Sunday, 12 August 2012

Pay it Forward By Susan Jane Smith


Susan Jane Smith
          The last day of July saw me posting “Pay it Forward” on www.Goodreads.com as a discussion item because I am curious.  What do you think this phrase means?  What do you do to “pay it forward”?
        In April people from Goodreads entered a competition to win 3 copies of my book Emotional Health for EmotionalWealth.
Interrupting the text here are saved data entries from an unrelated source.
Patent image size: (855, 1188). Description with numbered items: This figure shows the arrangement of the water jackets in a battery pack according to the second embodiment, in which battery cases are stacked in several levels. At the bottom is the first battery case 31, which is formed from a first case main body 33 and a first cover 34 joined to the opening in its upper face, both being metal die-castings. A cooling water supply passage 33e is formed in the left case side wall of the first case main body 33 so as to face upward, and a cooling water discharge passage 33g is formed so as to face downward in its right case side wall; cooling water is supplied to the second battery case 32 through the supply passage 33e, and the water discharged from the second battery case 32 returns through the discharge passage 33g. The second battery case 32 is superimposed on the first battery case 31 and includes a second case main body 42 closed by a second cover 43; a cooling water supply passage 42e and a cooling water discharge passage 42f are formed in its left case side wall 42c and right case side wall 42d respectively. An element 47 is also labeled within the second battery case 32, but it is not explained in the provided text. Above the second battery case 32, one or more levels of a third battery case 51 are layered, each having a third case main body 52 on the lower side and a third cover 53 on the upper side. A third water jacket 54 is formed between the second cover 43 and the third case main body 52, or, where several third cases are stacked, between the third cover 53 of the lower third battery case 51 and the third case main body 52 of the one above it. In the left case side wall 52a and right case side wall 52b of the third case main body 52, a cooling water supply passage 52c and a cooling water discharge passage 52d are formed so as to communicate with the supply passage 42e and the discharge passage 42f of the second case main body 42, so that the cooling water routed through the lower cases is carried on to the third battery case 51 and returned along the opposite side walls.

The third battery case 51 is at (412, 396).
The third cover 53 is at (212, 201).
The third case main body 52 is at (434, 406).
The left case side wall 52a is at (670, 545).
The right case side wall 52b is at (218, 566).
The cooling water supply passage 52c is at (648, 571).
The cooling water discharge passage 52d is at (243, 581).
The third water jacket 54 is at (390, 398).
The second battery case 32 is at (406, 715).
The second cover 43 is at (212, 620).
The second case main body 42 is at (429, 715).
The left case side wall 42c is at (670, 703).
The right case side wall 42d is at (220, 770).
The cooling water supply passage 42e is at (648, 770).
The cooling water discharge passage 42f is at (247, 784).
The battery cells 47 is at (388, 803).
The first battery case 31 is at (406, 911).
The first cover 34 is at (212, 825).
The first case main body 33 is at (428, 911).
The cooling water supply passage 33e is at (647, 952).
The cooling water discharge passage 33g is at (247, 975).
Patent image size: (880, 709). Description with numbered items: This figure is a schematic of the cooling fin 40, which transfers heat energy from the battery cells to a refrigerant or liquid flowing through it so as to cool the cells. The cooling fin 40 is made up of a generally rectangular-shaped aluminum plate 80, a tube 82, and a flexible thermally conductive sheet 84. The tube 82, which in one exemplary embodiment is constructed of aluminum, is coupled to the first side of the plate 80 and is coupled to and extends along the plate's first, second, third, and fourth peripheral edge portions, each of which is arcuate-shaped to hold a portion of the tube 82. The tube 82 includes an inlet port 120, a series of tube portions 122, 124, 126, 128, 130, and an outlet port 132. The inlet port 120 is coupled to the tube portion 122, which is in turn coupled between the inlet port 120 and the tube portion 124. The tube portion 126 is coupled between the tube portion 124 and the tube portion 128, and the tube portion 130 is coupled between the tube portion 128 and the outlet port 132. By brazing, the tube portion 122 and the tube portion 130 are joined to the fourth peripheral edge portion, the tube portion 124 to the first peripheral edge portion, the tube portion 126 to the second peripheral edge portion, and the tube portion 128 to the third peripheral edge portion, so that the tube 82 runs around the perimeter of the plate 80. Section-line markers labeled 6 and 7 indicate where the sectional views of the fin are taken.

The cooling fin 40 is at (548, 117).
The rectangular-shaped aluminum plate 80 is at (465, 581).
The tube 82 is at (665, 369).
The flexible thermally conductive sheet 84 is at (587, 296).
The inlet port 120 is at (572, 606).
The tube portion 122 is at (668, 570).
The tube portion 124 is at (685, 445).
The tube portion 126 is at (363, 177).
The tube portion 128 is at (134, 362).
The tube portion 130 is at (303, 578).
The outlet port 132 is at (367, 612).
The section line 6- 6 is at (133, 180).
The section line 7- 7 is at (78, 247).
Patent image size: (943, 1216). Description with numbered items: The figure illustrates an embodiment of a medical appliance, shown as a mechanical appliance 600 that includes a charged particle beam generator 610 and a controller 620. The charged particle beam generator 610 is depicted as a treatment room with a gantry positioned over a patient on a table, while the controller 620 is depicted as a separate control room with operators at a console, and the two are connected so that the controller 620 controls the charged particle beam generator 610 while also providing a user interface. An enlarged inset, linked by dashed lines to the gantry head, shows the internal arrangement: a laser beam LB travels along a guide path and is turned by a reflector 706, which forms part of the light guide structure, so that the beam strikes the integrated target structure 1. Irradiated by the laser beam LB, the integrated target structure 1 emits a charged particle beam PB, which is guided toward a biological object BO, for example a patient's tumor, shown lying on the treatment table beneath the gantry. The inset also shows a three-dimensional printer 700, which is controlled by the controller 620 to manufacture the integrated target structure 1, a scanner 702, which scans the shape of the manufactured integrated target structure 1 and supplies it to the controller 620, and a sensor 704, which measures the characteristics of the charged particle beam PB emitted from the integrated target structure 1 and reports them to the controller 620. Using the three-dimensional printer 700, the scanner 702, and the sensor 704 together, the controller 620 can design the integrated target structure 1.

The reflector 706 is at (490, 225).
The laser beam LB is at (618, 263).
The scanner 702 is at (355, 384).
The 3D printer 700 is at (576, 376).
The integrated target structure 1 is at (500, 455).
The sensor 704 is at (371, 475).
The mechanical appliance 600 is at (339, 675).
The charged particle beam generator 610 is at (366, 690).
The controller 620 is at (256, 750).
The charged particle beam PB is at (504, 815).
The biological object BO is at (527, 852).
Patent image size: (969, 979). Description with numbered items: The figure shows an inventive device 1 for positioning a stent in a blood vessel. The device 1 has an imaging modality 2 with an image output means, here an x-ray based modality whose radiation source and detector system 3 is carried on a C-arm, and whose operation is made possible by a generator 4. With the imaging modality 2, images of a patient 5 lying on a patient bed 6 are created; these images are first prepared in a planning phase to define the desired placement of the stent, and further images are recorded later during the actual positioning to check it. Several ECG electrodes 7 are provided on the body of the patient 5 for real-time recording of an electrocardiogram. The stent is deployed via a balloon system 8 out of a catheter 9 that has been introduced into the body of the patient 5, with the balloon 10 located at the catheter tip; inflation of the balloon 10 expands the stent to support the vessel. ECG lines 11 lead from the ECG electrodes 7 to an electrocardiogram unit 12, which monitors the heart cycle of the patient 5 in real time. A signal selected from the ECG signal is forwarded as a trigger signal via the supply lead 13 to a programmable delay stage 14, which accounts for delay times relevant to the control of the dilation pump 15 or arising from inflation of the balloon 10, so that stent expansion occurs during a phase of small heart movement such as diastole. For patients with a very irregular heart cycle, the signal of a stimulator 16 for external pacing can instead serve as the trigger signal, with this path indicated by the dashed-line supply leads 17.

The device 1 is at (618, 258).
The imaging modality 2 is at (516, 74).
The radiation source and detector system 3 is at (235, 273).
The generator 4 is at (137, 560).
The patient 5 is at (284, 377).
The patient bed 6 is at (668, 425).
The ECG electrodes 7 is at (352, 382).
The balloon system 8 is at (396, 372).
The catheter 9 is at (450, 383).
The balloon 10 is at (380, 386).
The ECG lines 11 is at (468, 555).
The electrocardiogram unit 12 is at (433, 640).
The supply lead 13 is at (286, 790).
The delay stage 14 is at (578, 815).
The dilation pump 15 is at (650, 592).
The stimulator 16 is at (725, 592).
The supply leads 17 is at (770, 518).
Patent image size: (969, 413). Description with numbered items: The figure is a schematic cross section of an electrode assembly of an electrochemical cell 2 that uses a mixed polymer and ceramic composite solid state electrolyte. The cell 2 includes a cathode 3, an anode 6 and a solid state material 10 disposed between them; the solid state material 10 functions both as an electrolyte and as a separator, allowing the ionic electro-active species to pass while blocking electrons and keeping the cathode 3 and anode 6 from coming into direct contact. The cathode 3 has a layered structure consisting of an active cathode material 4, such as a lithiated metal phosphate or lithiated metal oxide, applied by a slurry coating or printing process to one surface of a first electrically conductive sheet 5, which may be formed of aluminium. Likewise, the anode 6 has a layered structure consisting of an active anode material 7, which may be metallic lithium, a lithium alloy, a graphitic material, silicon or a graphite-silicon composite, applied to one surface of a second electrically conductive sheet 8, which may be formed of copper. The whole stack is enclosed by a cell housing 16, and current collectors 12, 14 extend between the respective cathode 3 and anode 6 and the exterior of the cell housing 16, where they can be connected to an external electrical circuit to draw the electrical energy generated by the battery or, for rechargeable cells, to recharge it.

The response was overwhelming for me and I had to stick to sending off just 3 of the paperbacks due to the cost of postage.
          Now, in order to “pay it forward” I’ve just sent all the other entrants a free e-book copy and told them about the free app on my revised website so that they can read e-books on their computers, phones, iPads etc.  Praise for the book, and great reviews, would be lovely especially if they lead on to mega sales!  No expectations, but lots of hope!
          “Pay it forward” is a phrase that keeps getting my attention, and so far I have not come across any explanations about it - have you?
          For me it seems like a spiritual practice of giving in advance of getting.  Presumably you must be willing to give without strings - a bit like unconditional love.
          Sadly, unconditional love is actually quite rare.  People tend to say the words “I love you” when they want sex, appreciation, validation or something else back.  I am not saintly enough to “pay it forward” without crossing my fingers that I might get some more book sales, particularly of Emotional Health for Emotional Wealth, as I believe it can improve people’s lives.
          So, if you would be willing to read it, write a review and publish that review somewhere (I already have plenty on my website) then I would be happy to share a free e-book copy with you.


4 comments:

Dan Holloway said...

I first came across the phrase through the film of the same name (with Haley Joel Osment and Kevin Spacey I think). I think you're right that there it involves giving before getting but for me the getting part needs to be removed altogether. I recently interviewed the artist Trevor Barton (http://eightcuts.com/2012/05/22/points-of-stillness/) and one of the things we talked about was an economy based entirely on generosity not acquisition - outflowing not inflowing

Lee said...

The meaning is a bit more specific, Dan: it does mean giving, but in the sense of giving on to someone else (giving 'forward')) rather than paying someone back for what they've given you - not limited to money, of course.

Having finished my work for the day - a paltry few sentences, alas! - I'm going to have a look at that Barton interview of yours right now. Sounds interesting.

Dan Holloway said...

Ah, yes, that's it. A great way to keep the giving going continually rather than closing the circle each time

madwippitt said...

I first heard of it in that film too: I think it's a lovely idea.